Ehrlich et al. (23) analyzed the surgical procedures performed on 70 newborns weighing less than 1,000 g who developed NEC, and they observed a survival rate of 63 and 75% in babies that underwent PPD and laparotomy, respectively. However, patients submitted to PPD had a significantly higher number of complications. Through regression analysis, the authors concluded that the surgical choice did not influence the results. Recently, Moss et al. (24) performed a meta-analysis of studies that used both procedures to treat children with NEC. The analysis included 475 patients and showed no significant difference between laparotomy and PPD for mortality. Other studies also did not verify any significant difference in morbidity, mortality, or the length of hospital stay in newborns undergoing PPD followed by laparotomy compared with those undergoing isolated laparotomy (25). In addition, most newborns subjected to PPD required laparotomy as a second step (11,26).

However, Tashiro et al. (27) reported that PPD proved useful as an initial surgical treatment in hemodynamically unstable premature patients weighing less than 1000 g. They demonstrated patient survival was higher in NEC+CHD that underwent PPD (47%) than in NEC patients in general (10%). Among patients undergoing PPD, patients with heart disease had higher survival rates. The lack of improvement in the survival of newborns diagnosed with NEC was influenced by nonspecific and often random surgical and therapeutic strategies (16).

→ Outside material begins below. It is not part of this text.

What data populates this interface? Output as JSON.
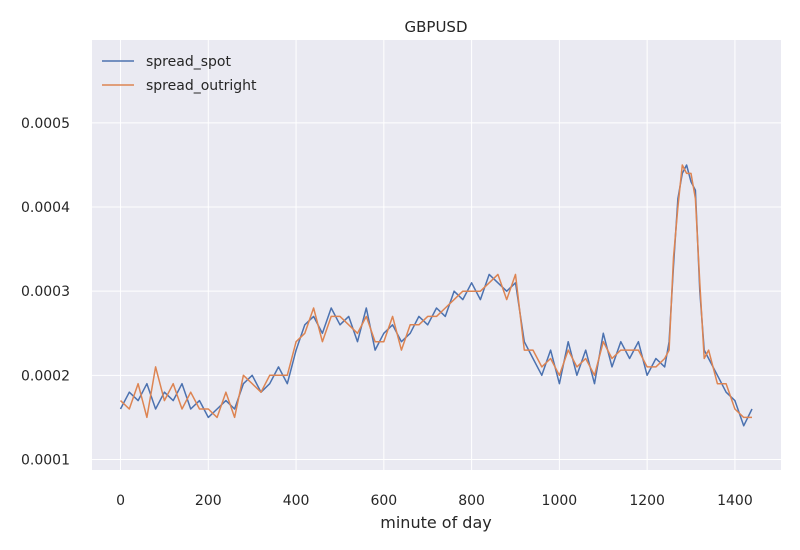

In our study, PPD was associated with death in NECS and NECD as well as in NECCAS and NECCAD. The relative risk of death in NECCAD was higher than in NECCAS, and it was also higher in NECD compared with NECS; however, the neonates without heart disease presented a higher risk of death than newborns with heart disease. The lower risk of these patients can be explained by their more significant hypoxemia, which could partially represent ischemic preconditioning and, therefore, serve as a protective state against intestinal damage (28).

Our data found an association with faster progression to death in neonates submitted to drainage, but these data have limitations since our indication for drainage was clinical instability, and the worse outcomes are probably related to their clinical conditions. Therefore, our data are in accordance with the literature and demonstrated that drainage was ineffective in both groups and was associated with worse outcomes.

Conclusion

In conclusion, primary peritoneal drainage in neonates with or without CHD did not improve days of life, did not decrease the risk of death, and was associated with higher mortality in newborns with NEC and clinical instability.